Me preguntas por qué no tuve hijos

Me preguntas por qué no tuve hijos; a mi edad que necesariamente habrás calculado que ya no es una posibilidad. Ahí la pregunta soltada de talente impensado pero obviamente calculado. Después de veinte años no creo que quieras saberlo de verdad y quisiera aprovechar los minutos ya que seguramente serán veinte años más antes de que te vuelva a ver. Largo una excusa endeble y asientas, confirmando que este encuentro ha sido un error. No sé porqué me habré torturado de esta manera y empiezo a contar atrás los minutos que faltan para que te vayas.

Porque fuiste capaz de dejarme llorando desplomada en la acera de recoletos a las dos de la tarde un día soleado mientras pasaban los turistas para entrar en el Prado. Porque al volver al trabajo después de cotillear lo suyo me mandaron a casa y en el autobús de vuelta fui el espectáculo del día para las marujas volviendo de la compra. Porque el vacío que sentí cuando semanas más tarde dejé de llorar – porque vino mi padre para sacarme de la cama y me obligó a acompañarle a todos lados pues temía dejarme sola – era tal que nunca más logré llenarlo con nada. Porque después de meses cuando empezaba a parecer una persona normal e iba y venía sin vigilancia volviste para echar sal en la llaga. Estando dentro de mí hundiste en mi corazón una navaja de hielo preguntándome si fingía. Y con eso supe que no merecía la pena buscar ni querer nada pues si al que le había entregado todo lo que era lo apreciara o entendiera tan poco para qué volver a intentarlo. Para remate pasado unos años me buscaste para tratarme como manceba cuando te cansabas de la mujer por la que me dejaste, pero al menos ese día tuve la cordura de no dejarte hacer. Porque tú elegiste compartir tu vida con otra persona y compartir los años con alguien ajena a cualquier cosa yo te hubiese ofrecido.

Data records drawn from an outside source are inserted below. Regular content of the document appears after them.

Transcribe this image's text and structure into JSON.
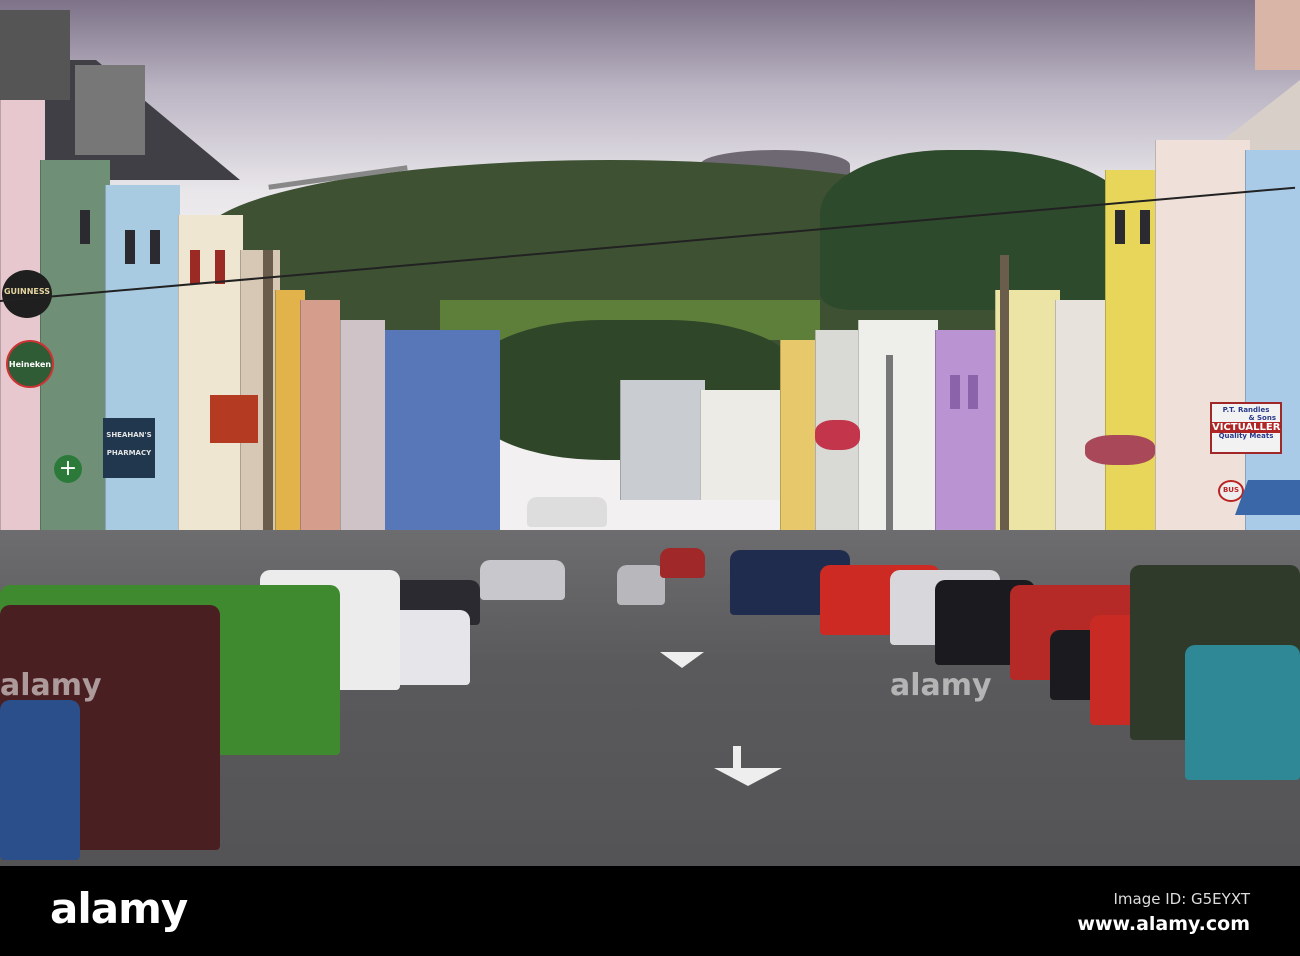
{
  "photo": {
    "subject": "street-scene",
    "signs": {
      "guinness": "GUINNESS",
      "heineken": "Heineken",
      "pharmacy_name": "SHEAHAN'S",
      "pharmacy_type": "PHARMACY",
      "randles_name": "P.T. Randles",
      "randles_sons": "& Sons",
      "victualler": "VICTUALLER",
      "quality_meats": "Quality Meats",
      "bus": "BUS"
    },
    "watermarks": [
      "alamy",
      "alamy"
    ]
  },
  "footer": {
    "logo": "alamy",
    "image_id": "Image ID: G5EYXT",
    "website": "www.alamy.com"
  },
  "colors": {
    "footer_bg": "#000000",
    "road": "#5a5a5c",
    "hill": "#3e5233"
  }
}
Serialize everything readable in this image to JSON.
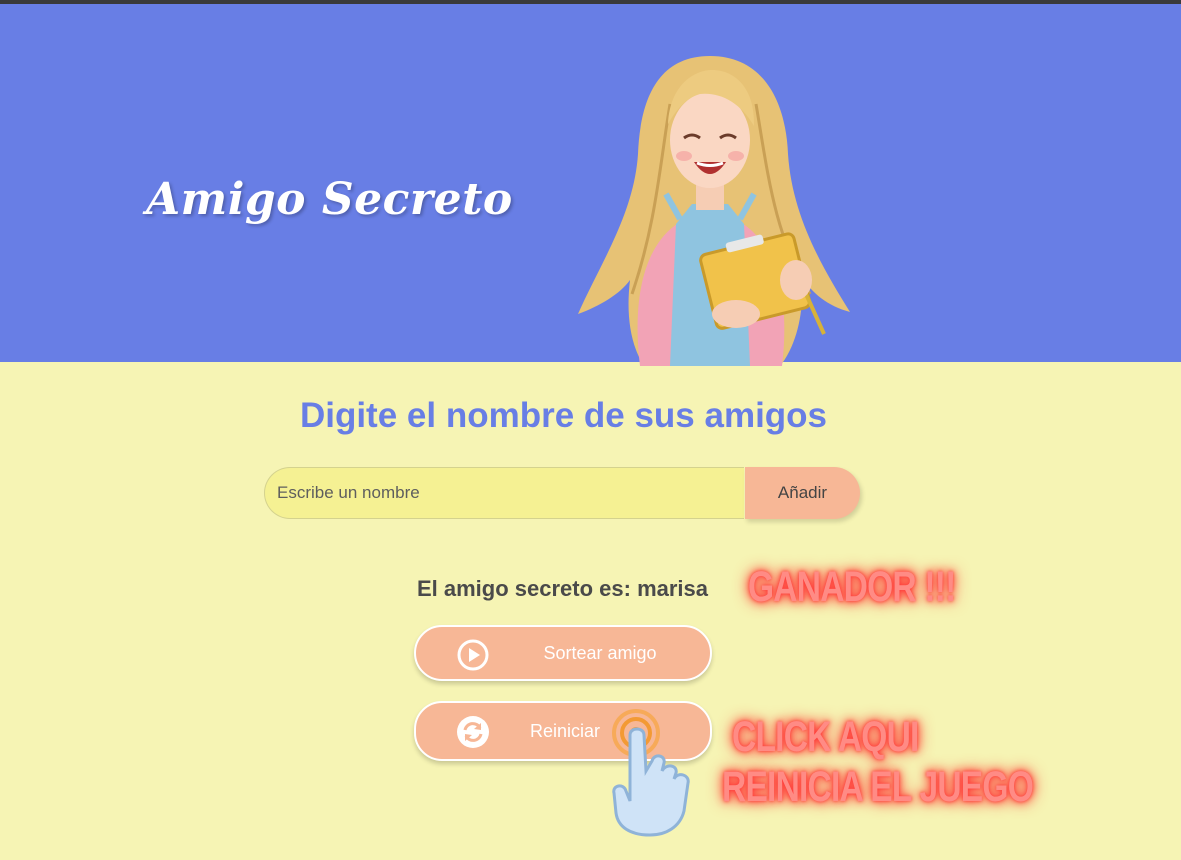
{
  "header": {
    "title": "Amigo Secreto",
    "background_color": "#687ee5",
    "illustration": "girl-holding-clipboard-illustration"
  },
  "main": {
    "background_color": "#f6f4b4",
    "heading": "Digite el nombre de sus amigos",
    "name_input": {
      "placeholder": "Escribe un nombre",
      "value": ""
    },
    "add_button": "Añadir",
    "result_text": "El amigo secreto es: marisa",
    "draw_button": {
      "label": "Sortear amigo",
      "icon": "play-circle-icon"
    },
    "reset_button": {
      "label": "Reiniciar",
      "icon": "refresh-icon"
    }
  },
  "annotations": {
    "winner_text": "GANADOR !!!",
    "click_line1": "CLICK AQUI",
    "click_line2": "REINICIA EL JUEGO",
    "pointer": "pointing-hand-icon",
    "neon_color": "#ff8b85"
  },
  "colors": {
    "accent": "#687ee5",
    "button": "#f7b796",
    "input": "#f5f193"
  }
}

Porque no volví a encontrarle atractivo en nadie mas más allá de lo físico y después de un tiempo eso también dejé de encontrarlo pues sus mentes no me decían en absoluto nada. Me cansaba descubrir sus ideologías podridas y tener que despejar repetidamente todos los prejuicios típicos de estrechez de miras. No es que no confiara, sino me di cuenta que no quisiera contarles nada. No me trataban con tu mezquindad pero no valían el esfuerzo. Y así me quedé sola ni siquiera en Madrid sino en un país completamente extranjero muriéndome de hambre y trabajando una media de ochenta horas semanales para llegar al fin de mes y entonces ya; aunque hubiera vuelto a tener interés no habría sido jamás posible. Cuando los británicos me preguntan cómo es posible que una persona como yo nunca se haya casado les digo que fui dejada en el mismísimo altar con 25 años y con eso se callan; pues en su cultura es inimaginable tal crueldad hasta el punto que lo consideran algo de películas que no pasa en la vida real.

Y pasan cincuenta minutos y para despedirnos me abrazas pero perfectamente sé que nunca me quisiste y poco te importé ya que pasaste el rato soltándome comentarios que revelaron no me habías escuchado nunca. Uno de muchos que nunca destrabó las monomanías, por lo que no me arrepiento de ahorrarme la explicación pues no la habrías oído.